Он услышал что-то в трубке и сердито крикнул:
– Не разъединяйте! Москва говорит…
Таня снова хотела спросить его об отце, но, удержав себя от этой бессмыслицы, закусила губу, прислонилась к стене и стала ждать. Она стояла зажмурясь и еще два или три раза слышала, как Артемьев повторял громким, злым голосом: «Не разъединяйте, Москва говорит…» И вдруг, все еще с зажмуренными глазами, почувствовала прикосновение его руки:
– Скорее!
И, схватив трубку, закричала:
– Мама, мама!..
Сначала ничего не услышала, только шуршание в трубке, а потом далекий, слабый голос:
– Это я, Овсянникова, что такое?
– Это я, мама, я, Таня… мама!.. – А в трубке опять ничего не было слышно. – Мама… мама!..
Артемьев сначала стоял рядом с ней, готовый вмешаться и помочь, если что-нибудь будет не так, а потом, поняв, что помощь уже не нужна, ушел на кухню.
– Да, мама… да, да! – кричала Таня. – Все хорошо, все хорошо… Как папа? Когда? Ох… боже мой! Где? Как Витя? Когда?

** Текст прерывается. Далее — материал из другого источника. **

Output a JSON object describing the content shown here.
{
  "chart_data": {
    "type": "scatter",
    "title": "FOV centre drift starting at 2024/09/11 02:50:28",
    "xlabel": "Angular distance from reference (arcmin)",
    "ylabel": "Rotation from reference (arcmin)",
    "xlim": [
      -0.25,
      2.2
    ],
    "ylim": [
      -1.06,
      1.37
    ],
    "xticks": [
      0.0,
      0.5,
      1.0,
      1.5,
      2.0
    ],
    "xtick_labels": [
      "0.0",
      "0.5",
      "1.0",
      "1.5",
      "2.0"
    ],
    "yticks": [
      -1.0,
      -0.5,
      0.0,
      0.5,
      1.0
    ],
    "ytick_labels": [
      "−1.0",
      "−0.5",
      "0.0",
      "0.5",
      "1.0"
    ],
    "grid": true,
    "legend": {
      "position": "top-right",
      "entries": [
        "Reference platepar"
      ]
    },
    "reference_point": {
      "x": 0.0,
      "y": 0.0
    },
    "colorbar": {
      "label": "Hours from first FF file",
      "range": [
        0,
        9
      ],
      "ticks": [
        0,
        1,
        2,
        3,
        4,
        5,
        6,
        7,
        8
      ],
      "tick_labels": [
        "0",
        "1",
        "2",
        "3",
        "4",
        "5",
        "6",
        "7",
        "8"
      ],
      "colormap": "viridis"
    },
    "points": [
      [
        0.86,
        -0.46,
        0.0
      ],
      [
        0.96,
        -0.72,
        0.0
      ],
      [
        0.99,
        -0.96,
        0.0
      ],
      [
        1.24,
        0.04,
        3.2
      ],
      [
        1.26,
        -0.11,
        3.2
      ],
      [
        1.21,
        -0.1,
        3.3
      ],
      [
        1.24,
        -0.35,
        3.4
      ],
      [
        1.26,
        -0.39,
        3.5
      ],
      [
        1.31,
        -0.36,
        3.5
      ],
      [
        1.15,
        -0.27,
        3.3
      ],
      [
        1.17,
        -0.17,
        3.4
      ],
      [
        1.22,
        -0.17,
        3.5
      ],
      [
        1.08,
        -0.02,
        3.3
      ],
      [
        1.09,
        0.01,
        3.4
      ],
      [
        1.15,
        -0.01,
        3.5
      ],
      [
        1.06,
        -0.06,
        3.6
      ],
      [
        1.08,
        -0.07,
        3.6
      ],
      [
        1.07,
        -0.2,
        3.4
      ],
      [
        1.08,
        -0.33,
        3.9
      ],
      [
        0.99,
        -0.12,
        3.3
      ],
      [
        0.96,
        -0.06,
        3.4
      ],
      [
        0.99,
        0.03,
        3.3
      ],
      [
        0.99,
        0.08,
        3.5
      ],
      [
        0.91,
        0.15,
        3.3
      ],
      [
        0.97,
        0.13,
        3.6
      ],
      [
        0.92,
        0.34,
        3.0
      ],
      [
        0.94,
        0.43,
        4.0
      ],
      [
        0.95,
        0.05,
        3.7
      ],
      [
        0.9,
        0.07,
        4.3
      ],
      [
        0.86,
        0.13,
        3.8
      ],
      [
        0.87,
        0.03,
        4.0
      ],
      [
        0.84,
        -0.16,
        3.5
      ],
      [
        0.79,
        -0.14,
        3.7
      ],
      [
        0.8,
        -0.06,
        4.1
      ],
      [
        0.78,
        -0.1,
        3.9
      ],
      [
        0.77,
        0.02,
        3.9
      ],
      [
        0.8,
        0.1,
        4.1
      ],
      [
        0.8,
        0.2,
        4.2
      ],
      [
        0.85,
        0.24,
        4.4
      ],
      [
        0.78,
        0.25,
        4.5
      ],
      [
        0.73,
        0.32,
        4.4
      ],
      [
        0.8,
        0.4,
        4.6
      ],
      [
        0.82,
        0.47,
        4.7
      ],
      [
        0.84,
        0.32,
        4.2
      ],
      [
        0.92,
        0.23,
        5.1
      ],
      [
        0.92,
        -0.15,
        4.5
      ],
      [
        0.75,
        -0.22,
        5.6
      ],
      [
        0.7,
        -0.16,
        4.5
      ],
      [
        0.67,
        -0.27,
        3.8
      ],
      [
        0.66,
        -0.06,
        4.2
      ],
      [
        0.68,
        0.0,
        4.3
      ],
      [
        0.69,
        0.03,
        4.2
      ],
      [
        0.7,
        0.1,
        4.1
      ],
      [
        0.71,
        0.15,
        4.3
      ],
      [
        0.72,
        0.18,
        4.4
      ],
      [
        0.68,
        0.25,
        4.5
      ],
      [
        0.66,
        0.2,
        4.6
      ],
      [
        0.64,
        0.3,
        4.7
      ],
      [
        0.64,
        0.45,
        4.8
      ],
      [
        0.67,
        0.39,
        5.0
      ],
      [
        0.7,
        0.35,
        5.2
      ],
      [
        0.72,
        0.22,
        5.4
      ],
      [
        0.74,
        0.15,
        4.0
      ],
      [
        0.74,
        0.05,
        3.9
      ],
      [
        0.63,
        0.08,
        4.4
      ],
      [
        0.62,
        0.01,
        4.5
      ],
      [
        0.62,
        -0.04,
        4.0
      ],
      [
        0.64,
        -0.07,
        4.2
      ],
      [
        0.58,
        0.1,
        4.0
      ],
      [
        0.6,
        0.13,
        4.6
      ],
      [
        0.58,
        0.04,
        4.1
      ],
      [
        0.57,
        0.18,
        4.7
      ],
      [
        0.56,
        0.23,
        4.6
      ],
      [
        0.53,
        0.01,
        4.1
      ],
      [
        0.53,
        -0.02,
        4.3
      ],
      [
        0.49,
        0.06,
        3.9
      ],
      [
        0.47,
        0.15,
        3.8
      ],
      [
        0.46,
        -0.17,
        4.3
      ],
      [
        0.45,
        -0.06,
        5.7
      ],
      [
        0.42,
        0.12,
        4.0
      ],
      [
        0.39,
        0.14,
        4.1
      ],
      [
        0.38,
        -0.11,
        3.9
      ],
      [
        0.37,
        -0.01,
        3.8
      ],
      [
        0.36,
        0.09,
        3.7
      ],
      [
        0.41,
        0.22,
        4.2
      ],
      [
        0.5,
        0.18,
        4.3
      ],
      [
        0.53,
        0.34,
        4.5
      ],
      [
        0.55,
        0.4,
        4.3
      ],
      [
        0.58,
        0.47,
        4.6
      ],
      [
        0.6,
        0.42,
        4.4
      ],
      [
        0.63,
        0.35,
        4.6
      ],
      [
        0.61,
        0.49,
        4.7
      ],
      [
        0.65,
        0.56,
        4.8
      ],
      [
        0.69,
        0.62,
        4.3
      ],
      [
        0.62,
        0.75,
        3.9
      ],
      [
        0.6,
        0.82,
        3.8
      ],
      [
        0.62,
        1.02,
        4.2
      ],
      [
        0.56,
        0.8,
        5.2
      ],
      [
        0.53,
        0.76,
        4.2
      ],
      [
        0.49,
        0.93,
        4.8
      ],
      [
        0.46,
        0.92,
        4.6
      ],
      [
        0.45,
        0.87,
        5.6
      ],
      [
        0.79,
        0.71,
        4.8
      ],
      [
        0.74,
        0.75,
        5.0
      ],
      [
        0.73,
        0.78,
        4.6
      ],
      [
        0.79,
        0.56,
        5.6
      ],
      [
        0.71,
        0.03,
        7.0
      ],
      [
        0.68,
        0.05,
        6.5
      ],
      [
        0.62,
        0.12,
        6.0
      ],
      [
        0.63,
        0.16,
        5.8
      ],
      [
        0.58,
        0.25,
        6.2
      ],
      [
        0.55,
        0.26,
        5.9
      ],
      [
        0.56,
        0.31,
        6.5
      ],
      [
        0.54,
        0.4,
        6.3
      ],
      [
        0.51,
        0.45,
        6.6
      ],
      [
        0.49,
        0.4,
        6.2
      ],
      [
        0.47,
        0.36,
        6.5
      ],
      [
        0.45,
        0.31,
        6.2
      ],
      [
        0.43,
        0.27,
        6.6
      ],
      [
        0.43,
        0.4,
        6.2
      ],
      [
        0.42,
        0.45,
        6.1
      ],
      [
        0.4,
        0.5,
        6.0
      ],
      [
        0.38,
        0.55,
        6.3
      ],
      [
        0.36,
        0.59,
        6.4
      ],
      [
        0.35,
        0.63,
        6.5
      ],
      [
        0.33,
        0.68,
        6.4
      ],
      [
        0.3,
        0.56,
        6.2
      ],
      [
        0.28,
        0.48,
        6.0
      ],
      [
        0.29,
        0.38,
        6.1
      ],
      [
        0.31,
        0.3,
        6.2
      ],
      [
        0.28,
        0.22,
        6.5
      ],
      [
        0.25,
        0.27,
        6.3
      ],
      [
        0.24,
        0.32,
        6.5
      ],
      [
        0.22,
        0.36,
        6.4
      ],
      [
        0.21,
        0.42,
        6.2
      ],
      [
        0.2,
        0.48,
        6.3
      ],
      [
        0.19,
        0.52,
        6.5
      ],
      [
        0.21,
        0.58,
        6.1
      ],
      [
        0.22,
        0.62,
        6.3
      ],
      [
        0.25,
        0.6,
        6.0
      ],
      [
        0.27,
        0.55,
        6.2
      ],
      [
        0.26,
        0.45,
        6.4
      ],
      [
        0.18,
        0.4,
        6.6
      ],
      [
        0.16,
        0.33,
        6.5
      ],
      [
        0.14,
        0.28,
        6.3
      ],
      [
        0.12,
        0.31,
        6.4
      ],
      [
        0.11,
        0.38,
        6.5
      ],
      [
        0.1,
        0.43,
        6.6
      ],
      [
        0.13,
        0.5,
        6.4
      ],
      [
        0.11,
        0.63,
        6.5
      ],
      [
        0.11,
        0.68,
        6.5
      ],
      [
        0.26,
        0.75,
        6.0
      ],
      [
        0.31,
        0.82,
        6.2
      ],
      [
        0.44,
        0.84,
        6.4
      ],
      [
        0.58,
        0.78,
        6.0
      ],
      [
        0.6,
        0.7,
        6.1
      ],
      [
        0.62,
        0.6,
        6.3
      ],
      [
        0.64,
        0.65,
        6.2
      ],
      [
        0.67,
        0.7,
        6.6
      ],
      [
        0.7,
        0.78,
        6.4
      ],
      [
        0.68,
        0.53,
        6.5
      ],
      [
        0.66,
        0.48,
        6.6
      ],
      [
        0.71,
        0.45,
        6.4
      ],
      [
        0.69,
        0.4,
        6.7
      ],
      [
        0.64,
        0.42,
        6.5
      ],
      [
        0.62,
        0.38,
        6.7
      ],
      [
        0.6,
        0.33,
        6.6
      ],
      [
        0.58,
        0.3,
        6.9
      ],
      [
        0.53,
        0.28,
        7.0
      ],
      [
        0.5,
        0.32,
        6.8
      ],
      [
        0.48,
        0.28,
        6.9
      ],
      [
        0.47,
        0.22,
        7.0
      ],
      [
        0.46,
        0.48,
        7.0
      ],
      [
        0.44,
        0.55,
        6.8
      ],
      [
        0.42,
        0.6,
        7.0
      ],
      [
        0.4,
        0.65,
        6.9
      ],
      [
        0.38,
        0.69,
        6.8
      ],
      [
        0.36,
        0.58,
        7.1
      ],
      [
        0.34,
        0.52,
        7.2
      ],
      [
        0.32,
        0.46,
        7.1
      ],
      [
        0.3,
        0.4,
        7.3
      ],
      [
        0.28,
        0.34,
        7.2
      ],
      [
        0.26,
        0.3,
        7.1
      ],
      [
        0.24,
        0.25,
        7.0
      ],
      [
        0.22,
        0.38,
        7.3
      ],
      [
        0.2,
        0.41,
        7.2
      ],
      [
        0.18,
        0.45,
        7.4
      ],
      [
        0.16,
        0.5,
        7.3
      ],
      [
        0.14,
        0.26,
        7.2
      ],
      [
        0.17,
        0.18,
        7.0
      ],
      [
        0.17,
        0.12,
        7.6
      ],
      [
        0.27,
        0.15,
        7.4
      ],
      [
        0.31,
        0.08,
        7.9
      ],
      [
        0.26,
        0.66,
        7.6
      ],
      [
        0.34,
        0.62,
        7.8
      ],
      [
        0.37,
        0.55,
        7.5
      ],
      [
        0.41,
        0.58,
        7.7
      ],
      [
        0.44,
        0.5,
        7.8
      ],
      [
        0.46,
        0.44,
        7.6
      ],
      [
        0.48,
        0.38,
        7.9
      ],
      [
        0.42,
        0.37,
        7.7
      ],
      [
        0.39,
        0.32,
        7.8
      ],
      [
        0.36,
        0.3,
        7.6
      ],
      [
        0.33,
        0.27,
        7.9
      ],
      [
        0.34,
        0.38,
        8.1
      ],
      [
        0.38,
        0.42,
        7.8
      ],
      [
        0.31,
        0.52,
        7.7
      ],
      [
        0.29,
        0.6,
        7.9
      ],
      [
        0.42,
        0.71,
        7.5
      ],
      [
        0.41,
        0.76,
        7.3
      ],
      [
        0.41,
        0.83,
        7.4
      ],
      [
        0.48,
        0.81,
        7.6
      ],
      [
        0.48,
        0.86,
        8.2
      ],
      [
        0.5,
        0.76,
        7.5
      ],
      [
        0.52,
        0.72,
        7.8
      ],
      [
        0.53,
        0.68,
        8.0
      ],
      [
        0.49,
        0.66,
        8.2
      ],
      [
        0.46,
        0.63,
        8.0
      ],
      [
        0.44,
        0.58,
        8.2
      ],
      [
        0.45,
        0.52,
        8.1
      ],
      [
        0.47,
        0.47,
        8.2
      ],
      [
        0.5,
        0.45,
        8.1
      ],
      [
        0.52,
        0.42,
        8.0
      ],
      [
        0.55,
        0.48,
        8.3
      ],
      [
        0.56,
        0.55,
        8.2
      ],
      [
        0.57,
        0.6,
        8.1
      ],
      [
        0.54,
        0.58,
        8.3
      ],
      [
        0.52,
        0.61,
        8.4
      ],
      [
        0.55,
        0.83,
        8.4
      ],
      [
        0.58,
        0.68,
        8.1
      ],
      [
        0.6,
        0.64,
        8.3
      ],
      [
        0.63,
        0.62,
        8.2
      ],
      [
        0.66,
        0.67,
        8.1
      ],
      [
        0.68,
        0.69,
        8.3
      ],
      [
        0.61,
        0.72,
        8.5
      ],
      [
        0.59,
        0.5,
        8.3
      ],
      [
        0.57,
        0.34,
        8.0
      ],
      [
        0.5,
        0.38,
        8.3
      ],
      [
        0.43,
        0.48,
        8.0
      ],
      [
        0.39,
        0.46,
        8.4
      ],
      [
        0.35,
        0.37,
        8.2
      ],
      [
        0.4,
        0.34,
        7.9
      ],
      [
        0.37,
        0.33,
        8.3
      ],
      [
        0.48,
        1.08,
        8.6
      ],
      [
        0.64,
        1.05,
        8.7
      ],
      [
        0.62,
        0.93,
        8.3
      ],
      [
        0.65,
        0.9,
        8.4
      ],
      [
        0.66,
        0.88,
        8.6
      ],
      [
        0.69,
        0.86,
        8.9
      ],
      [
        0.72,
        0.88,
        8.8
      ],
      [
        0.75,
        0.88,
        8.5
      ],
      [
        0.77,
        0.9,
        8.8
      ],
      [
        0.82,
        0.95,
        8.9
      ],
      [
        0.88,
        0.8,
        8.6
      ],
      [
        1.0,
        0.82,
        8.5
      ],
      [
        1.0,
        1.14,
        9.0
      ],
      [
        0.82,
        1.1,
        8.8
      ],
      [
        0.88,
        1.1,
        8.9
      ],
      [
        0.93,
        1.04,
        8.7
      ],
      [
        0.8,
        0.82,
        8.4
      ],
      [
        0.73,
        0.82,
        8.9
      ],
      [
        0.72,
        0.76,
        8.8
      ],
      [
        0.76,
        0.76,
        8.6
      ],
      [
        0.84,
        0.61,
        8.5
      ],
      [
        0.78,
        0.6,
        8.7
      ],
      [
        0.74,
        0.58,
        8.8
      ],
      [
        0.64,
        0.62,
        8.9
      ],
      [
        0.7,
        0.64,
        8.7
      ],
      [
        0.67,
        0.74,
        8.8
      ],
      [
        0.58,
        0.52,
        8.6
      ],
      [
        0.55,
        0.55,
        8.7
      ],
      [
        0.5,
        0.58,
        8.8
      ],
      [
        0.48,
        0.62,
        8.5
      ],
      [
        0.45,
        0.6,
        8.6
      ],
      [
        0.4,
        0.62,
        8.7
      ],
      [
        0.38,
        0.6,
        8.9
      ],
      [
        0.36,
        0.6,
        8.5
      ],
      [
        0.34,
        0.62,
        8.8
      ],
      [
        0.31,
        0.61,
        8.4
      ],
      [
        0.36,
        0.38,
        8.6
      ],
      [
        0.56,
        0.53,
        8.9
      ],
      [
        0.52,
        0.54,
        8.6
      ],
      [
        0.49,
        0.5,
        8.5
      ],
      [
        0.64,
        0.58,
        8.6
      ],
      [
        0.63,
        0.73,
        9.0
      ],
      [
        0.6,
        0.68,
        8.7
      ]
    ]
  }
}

Несмотря на закрытую дверь, все это было слышно, и Артемьев сидел на кухне и жалел, что устроил этот полный непоправимостей разговор по телефону. А Таня там, в комнате, все еще кричала:
– А извещение было?.. А? – Потом, очевидно, отвечала на вопросы: – Не знаю точно, наверное, дней через семь… Ты не встречай… Я знаю, я найду… Нет, не встречай, я сама найду… Что, что?.. Вернулся? – И несколько раз настойчиво, отчаянно повторила: – Нет, нет, я запрещаю тебе… Нет… Не хочу, нет… – А потом снова: – Мама, мамочка… Мама!..
«Разъединили», – подумал Артемьев, услышав, как лязгнула о рычаг трубка.
Таня вернулась в кухню притихшая, оглушенная. Он не стал расспрашивать ее. Того, что слышал, было достаточно, чтобы понять: ничего хорошего. Он ждал, а она сразу, как вошла, опустилась на табуретку, сидела и молчала, тяжело дыша, словно после долгой и трудной ходьбы.